When Maximilian set up his Empire in Mexico, we regarded it as an unfriendly act, and drove him out; and our own Monroe policy forbids foreign powers from landing forces for aggression or anything else in any part of the Western Hemisphere. No matter what a European chancellory might assert as the motive for sending a military expedition to this side of the world, we would regard it as an unfriendly act.

I wish it borne in mind that I am not attacking the administration for sending an expedition; but I am criticising the sending of an expedition; and having no policy.

We sat around all winter in Siberia, refusing to oppose “agitating peasants,” or “anti-Kolchak forces,” and when Spring came our own men were killed and captured at the Suchan Mines, not far from Vladivostok, by agitating peasants and anti-Kolchak forces, now revealed as Bolshevists. The errors of statesmen are corrected with the lives of soldiers.

What should we have done in Siberia? We should have done the only thing a military expedition is supposed to do—prevent disorder, insure safety to the inhabitants who go about their business, and demand that the Russians in such places as we occupied get busy with plans for government, and till they did so, go on and administer local government with their coöperation in accordance with our own ideas, and with our future intentions toward the people clearly stated and pledged.

That sounds like a big order. But those are the things we were expected to do by all hands—Russians, and our Allied interventionists.
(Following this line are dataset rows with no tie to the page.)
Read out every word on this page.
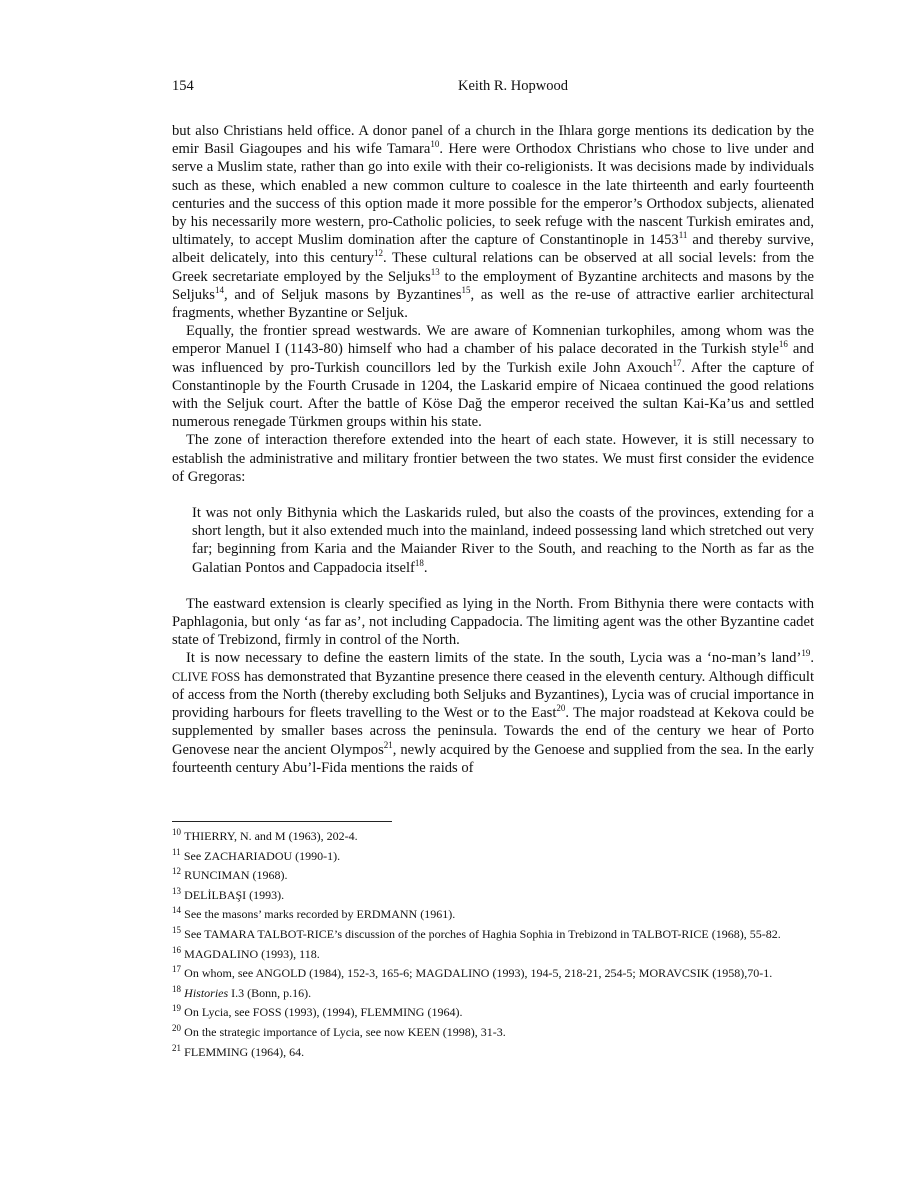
154	Keith R. Hopwood

but also Christians held office. A donor panel of a church in the Ihlara gorge mentions its dedication by the emir Basil Giagoupes and his wife Tamara$^{10}$. Here were Orthodox Christians who chose to live under and serve a Muslim state, rather than go into exile with their co-religionists. It was decisions made by individuals such as these, which enabled a new common culture to coalesce in the late thirteenth and early fourteenth centuries and the success of this option made it more possible for the emperor’s Orthodox subjects, alienated by his necessarily more western, pro-Catholic policies, to seek refuge with the nascent Turkish emirates and, ultimately, to accept Muslim domination after the capture of Constantinople in 1453$^{11}$ and thereby survive, albeit delicately, into this century$^{12}$. These cultural relations can be observed at all social levels: from the Greek secretariate employed by the Seljuks$^{13}$ to the employment of Byzantine architects and masons by the Seljuks$^{14}$, and of Seljuk masons by Byzantines$^{15}$, as well as the re-use of attractive earlier architectural fragments, whether Byzantine or Seljuk.

Equally, the frontier spread westwards. We are aware of Komnenian turkophiles, among whom was the emperor Manuel I (1143-80) himself who had a chamber of his palace decorated in the Turkish style$^{16}$ and was influenced by pro-Turkish councillors led by the Turkish exile John Axouch$^{17}$. After the capture of Constantinople by the Fourth Crusade in 1204, the Laskarid empire of Nicaea continued the good relations with the Seljuk court. After the battle of Köse Dağ the emperor received the sultan Kai-Ka’us and settled numerous renegade Türkmen groups within his state.

The zone of interaction therefore extended into the heart of each state. However, it is still necessary to establish the administrative and military frontier between the two states. We must first consider the evidence of Gregoras:

It was not only Bithynia which the Laskarids ruled, but also the coasts of the provinces, extending for a short length, but it also extended much into the mainland, indeed possessing land which stretched out very far; beginning from Karia and the Maiander River to the South, and reaching to the North as far as the Galatian Pontos and Cappadocia itself$^{18}$.

The eastward extension is clearly specified as lying in the North. From Bithynia there were contacts with Paphlagonia, but only ‘as far as’, not including Cappadocia. The limiting agent was the other Byzantine cadet state of Trebizond, firmly in control of the North.

It is now necessary to define the eastern limits of the state. In the south, Lycia was a ‘no-man’s land’$^{19}$. CLIVE FOSS has demonstrated that Byzantine presence there ceased in the eleventh century. Although difficult of access from the North (thereby excluding both Seljuks and Byzantines), Lycia was of crucial importance in providing harbours for fleets travelling to the West or to the East$^{20}$. The major roadstead at Kekova could be supplemented by smaller bases across the peninsula. Towards the end of the century we hear of Porto Genovese near the ancient Olympos$^{21}$, newly acquired by the Genoese and supplied from the sea. In the early fourteenth century Abu’l-Fida mentions the raids of

$^{10}$ THIERRY, N. and M (1963), 202-4.
$^{11}$ See ZACHARIADOU (1990-1).
$^{12}$ RUNCIMAN (1968).
$^{13}$ DELİLBAŞI (1993).
$^{14}$ See the masons’ marks recorded by ERDMANN (1961).
$^{15}$ See TAMARA TALBOT-RICE’s discussion of the porches of Haghia Sophia in Trebizond in TALBOT-RICE (1968), 55-82.
$^{16}$ MAGDALINO (1993), 118.
$^{17}$ On whom, see ANGOLD (1984), 152-3, 165-6; MAGDALINO (1993), 194-5, 218-21, 254-5; MORAVCSIK (1958),70-1.
$^{18}$ Histories I.3 (Bonn, p.16).
$^{19}$ On Lycia, see FOSS (1993), (1994), FLEMMING (1964).
$^{20}$ On the strategic importance of Lycia, see now KEEN (1998), 31-3.
$^{21}$ FLEMMING (1964), 64.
Also, no doubt, the decent element of our own country expected such action—and thought it was being done.

We have lost face in Asia, and if we ever find we wish to make a threatening gesture in that direction, we will not be taken very seriously till we have carried out the threat at large cost in blood and treasure. We may never have to make that threat, but we may be menaced from that direction some day, because Germany will expand in that direction, if not territorially at once, at least economically. And one thing we must realize—Germany has far better chances of merging with Asia than we have, because Asia understands the German idea.

Asia does not understand our ideas or ideals in government, and since seeing us operate in Siberia, is more puzzled with us than ever. Asia realizes our strength, and fears us for that reason alone; but she has seen our strength poorly demonstrated on her own soil, and she feels inclined to say: “Pooh! The giant of the Western Hemisphere is afraid of us, after all. He shakes his fist, but does not want to fight, he does not want to exert himself in this direction, he does not want to control us in any way. He is a good-natured giant, and there is no reason why we should fear his bluster.”

Asia is saying that herself. If ever the day comes when another power whispers to her that she is right about us, and that if she will join up with them we can be driven out of Asia and kept out, then Asia will in time be a serious menace to our peace and safety, and our existence as a nation with Western ideals.